We tracked down the flamboyant TV star and although he was remaining tight-lipped about his plans, he did say he hoped to “illuminate the Etihad Stadium – and send social media into meltdown,” with his plans for the Red Devils’ bckroom team.
“And there’s no way Pep’s winning on the touchline this Sunday,” the 46-year-old fashionista went on. “TK Maxx wouldn’t stock some of the tat he wears.
“You don’t have to stick to ‘£10 or Less’ rack, Pep.”
“And all that knitwear – I don’t know if he’s a football manager or trying to solve a series of politically-motivated murders in some Scandi-noir from 2010.”
However, not everyone at Old Trafford is on-board with the makeover plan.
Recently-appointed first-team coach Darren Fletcher, who gave up a promising career in the media to join Ole’s backroom staff, is rumoured to have told colleagues that there was no way he was going to bark out instructions from the touchline whilst looking like an ‘extra out of Cinderella.’
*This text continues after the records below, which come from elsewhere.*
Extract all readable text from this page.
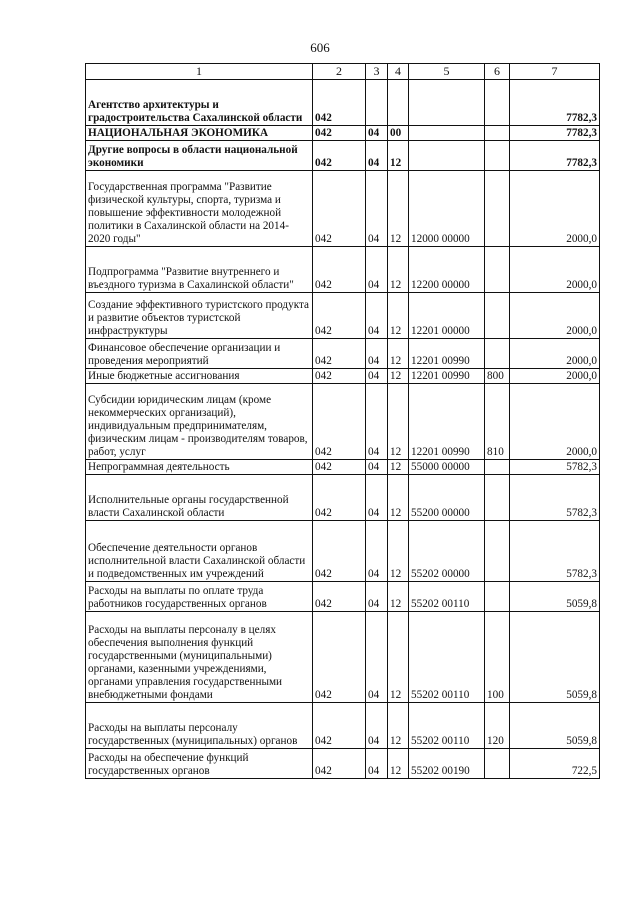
606
1	2	3	4	5	6	7
Агентство архитектуры и градостроительства Сахалинской области	042					7782,3
НАЦИОНАЛЬНАЯ ЭКОНОМИКА	042	04	00			7782,3
Другие вопросы в области национальной экономики	042	04	12			7782,3
Государственная программа "Развитие физической культуры, спорта, туризма и повышение эффективности молодежной политики в Сахалинской области на 2014-2020 годы"	042	04	12	12000 00000		2000,0
Подпрограмма "Развитие внутреннего и въездного туризма в Сахалинской области"	042	04	12	12200 00000		2000,0
Создание эффективного туристского продукта и развитие объектов туристской инфраструктуры	042	04	12	12201 00000		2000,0
Финансовое обеспечение организации и проведения мероприятий	042	04	12	12201 00990		2000,0
Иные бюджетные ассигнования	042	04	12	12201 00990	800	2000,0
Субсидии юридическим лицам (кроме некоммерческих организаций), индивидуальным предпринимателям, физическим лицам - производителям товаров, работ, услуг	042	04	12	12201 00990	810	2000,0
Непрограммная деятельность	042	04	12	55000 00000		5782,3
Исполнительные органы государственной власти Сахалинской области	042	04	12	55200 00000		5782,3
Обеспечение деятельности органов исполнительной власти Сахалинской области и подведомственных им учреждений	042	04	12	55202 00000		5782,3
Расходы на выплаты по оплате труда работников государственных органов	042	04	12	55202 00110		5059,8
Расходы на выплаты персоналу в целях обеспечения выполнения функций государственными (муниципальными) органами, казенными учреждениями, органами управления государственными внебюджетными фондами	042	04	12	55202 00110	100	5059,8
Расходы на выплаты персоналу государственных (муниципальных) органов	042	04	12	55202 00110	120	5059,8
Расходы на обеспечение функций государственных органов	042	04	12	55202 00190		722,5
And Academy boss Nicky Butt is also dead against the idea, stating that, ‘If I wanted to dress like Robbie Savage I could blow my wages at Boohooman.com any time I like,” according to our sources.
Assistant Coach Mike Phelan on the other hand, the man whose most famous moment as a United employee was bursting a balloon at Stamford Bridge which caused Sir Alex Ferguson to nearly shit himself, was reported to be well up for it telling close associates that he quite fancied a career in pantomime after football and this is ” a great window of opportunity.”
He also admitted that he had already been in discussion with Les Dennis about the possibility of a cameo in Dick Whittington this Christmas on condition that he bring back his ‘tache from the nineties.
Exec Ed Woodward asked his manager why he just couldn’t have taken the club’s credit card to the Trafford Centre to sort out his backroom staff when Solskjaer put forward the makeover idea, arguing that he could be sending Jadon Sancho gifts and flowers with that money instead, but the manager was keen to stress that the stylist would also advise on the club’s attire should they get to the cup final this season – although he did add that to achieve this they would have to at least score in a penalty shootout.
Having been asked for comment on the plan Sir Alex Ferguson was unavailable, with sources telling us he’s too busy studying the form guides for the Cheltenham Festival.